Écrit par : laure K. | 25/11/2010
vrai de vrai , hier c'était bien !! " une parent-aise "
comme une énumération à la" pré -vert " ..
des buttes chaumont et ses pelouses interdites ..
une tantine jouant au tiercé avec la baraka !!
un facteur faisant du marché noir
un tableau maman reine avec la couronne !!!
un éléphant et ses tigres
une lune au mur ??
des sirènes qui nous bercent
vers un rdv :rue de la paix
en passant rue de vaugirard
pour voir
treize brigands calabrais cachés dans les gorges des pyrénées
et si et si et scie ...
entre toi et moi
on se kiss en orange bleu
Écrit par : claudia | 25/11/2010
@ MakesmewonderHum!:
Merci... des petites tranches de vie qui nous permettent de réfléchir et d'être plus en conscience à ce que l'on vit. C'est que plus on écrit, plus on est attentif à ce qui nous entoure et ce qui nous arrive, je trouve!

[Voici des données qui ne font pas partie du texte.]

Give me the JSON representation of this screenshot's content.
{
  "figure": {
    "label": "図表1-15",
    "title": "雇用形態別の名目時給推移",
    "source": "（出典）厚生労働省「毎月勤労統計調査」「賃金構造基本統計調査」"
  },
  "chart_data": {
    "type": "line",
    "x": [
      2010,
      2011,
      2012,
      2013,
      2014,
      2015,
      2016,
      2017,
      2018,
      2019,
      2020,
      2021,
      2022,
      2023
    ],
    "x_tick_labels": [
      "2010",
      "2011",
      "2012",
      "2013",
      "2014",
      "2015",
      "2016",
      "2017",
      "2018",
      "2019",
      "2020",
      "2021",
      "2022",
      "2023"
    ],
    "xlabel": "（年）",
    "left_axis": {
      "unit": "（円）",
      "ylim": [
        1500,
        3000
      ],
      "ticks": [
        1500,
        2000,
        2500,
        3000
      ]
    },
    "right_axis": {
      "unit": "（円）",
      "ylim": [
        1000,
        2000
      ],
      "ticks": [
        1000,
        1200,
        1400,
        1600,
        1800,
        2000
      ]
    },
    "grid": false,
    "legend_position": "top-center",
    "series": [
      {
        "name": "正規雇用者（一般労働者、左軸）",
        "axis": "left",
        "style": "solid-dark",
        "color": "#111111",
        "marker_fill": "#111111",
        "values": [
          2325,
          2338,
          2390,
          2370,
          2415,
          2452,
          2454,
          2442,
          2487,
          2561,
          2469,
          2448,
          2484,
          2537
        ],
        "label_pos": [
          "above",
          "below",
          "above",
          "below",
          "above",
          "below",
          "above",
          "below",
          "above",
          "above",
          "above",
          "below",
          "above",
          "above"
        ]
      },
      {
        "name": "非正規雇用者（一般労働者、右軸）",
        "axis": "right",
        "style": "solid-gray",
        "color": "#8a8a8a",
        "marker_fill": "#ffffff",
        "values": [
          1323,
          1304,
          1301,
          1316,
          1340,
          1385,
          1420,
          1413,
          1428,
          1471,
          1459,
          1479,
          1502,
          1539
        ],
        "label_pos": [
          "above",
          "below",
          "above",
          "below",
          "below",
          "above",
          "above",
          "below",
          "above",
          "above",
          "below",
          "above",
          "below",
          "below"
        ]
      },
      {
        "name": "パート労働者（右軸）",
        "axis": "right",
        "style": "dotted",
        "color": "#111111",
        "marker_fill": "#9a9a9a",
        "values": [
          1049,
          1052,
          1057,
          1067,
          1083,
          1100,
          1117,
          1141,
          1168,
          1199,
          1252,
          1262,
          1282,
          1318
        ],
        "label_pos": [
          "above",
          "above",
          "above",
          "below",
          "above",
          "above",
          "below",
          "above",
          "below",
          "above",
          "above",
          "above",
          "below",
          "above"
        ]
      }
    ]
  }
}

Écrit par : helenablue | 25/11/2010
@ Mokhtar:
Cher poète, toujours aussi généreux avec moi...
Écrit par : helenablue | 25/11/2010
@ Venise:
Oui, la vie est toujours bien plus surprenante au fond, et plus riche qu'on ne se l'imagine, surtout lorsqu'il s'agit d'emotions! Et même si ituitivement préparée, j'étais en état d'alerte, les sens aux aguets, j'ai tout de même été surprise, à croire que c'est peut-être l'un qui provoque l'autre, et que tout cela est une sorte de vases communicants.
Si tu te mets au service de ta sensibilité et que tu peaufines ta perception des choses, des êtres, des situations, tu les perçois autrement et aussi tu permets sans te rendre compte véritablement aux choses d'arriver et aux autres d'exister et de se dire.
L'assimilation se fait doucement, par l'écriture et la réflexion et toute une partie aussi diffuse qui se distille en moi comme une liqueur passant dans le sang me réchauffant le coeur.
C'est cette sensation de vie qu'il me plait d'exprimer, de partager, et de sublimer aussi par les mots. Essayer de rendre ce en quoi ça nourrit l'humain en moi
Merci de ton passage Venise, il compte pour moi.
Amitiés.
Hélène
Écrit par : helenablue | 25/11/2010
@ anne:
:-), les jours se suivent et ne se ressemblent pas! Je me souhaite et à tout à chacun de pouvoir vivre de tels moments intenses, n'empêche qu'il en est d'autres moins réconfortants, moins conviviaux, moins fluides et qu'ils sont à vivre tout pareil, alors avoir la sensibilité exarcerbée dans ces cas-là n'est pas forcément un cadeau, il faudrait pouvoir endosser l'armure adéquate ou s'en tirer par une pirouette mais bon, il y a toujours un revers, un prix à payer...
Écrit par : helenablue | 25/11/2010
@ Laure:
Résumer une seule vie comme une seule journée, pas un exercice facile dis-moi!
Écrit par : helenablue | 25/11/2010
@ Claudia:
:-)
N'oublie pas les sabots, les beaux sabots d'Hélène!
Kiss itou ma belle!
♥
Blue
Écrit par : helenablue | 25/11/2010
Hélènablue, quand seras-tu convaincue, s'il te plaît, que je ne te dis que la vérité, concernant ce que tu écris, du moins, d'après moi?
Écrit par : Mokhtar EL Amraoui | 25/11/2010
Ne te fâche pas, please, tu m'as convaincue!
Mais on peut toujours mieux faire, non?
Écrit par : helenablue | 25/11/2010
Aucune oeuvre littéraire n'est parfaite; il est , bien entendu, souhaitable qu'on s'améliore, tout le temps.